The nature of wheaten bread when raised with yeast has been explained already at the commencement of this article; but the importance of the subject demands a more exact account of the established processes employed in the manufacture. Mr. Edlin wishing to obtain every information on this subject, procured access to a bakehouse, and has given us the following account " At three o'clock, they prepared to set the sponge, for which purpose two sacks of household flour were carefully sifted through a brass wire sieve. The following mixture was then prepared; two ounces of alum was first put into a tin vessel with a little water, and dissolved over the fire; this was poured into the seasoning tub, and nine pounds of salt were thrown in, over which they poured two pails full of hot liquor; when cooled to 84° of Fahrenheit, six pints of yeast were added; this composition was then stirred well together, strained through the seasoning sieve, and emptied in a hole made in the flour, with which it was mixed to the consistency of thick batter. Some flour was sprinkled over the top, when it was covered up to keep in the heat.
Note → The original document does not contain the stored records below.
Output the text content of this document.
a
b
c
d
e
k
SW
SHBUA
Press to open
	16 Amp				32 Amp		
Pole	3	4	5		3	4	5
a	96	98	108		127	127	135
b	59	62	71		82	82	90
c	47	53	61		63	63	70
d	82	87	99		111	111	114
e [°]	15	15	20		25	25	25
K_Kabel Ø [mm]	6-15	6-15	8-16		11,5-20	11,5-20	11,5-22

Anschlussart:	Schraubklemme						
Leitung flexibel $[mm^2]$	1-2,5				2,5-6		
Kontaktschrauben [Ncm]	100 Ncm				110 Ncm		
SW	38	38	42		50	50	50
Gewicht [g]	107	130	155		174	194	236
This operation is called setting quarter sponge.
In three hours two pails full more of warm liquor were stirred in, and the mass covered up as before; this is termed setting half sponge. Five hours afterwards five more pails of warm liquor were added; and when the whole was intimately blended, it was kneaded for upwards of an hour. The dough was then cut into pieces, and thrown over the sluice board and penned to one side of the trough; some dry flour being sprinkled over, it was left to prove, till about three o'clock in the morning, when it was again kneaded for the space of half an hour. The dough was taken out of the trough, put on the lid, and cut into pieces. It was then weighed, and 4 lbs. 15 oz. was allowed for each quartern loaf, the baker observing that a loaf of that size loses from 101/2 to 11 ounces while in the oven. It was then worked up, and the separate masses were laid in a row till the whole were weighed, and in counting them afterwards, he found they were equal to 1631/2 quartern loaves; but this circumstance is variable, as some flours kneaded better than others. It should have been mentioned, that the fire was kindled at two o'clock, and continued burning till near four, when the oven was cleansed from dirt and ashes.
The bread being put in, the oven was close stopped till seven o'clock, when it was opened, and the bread withdrawn."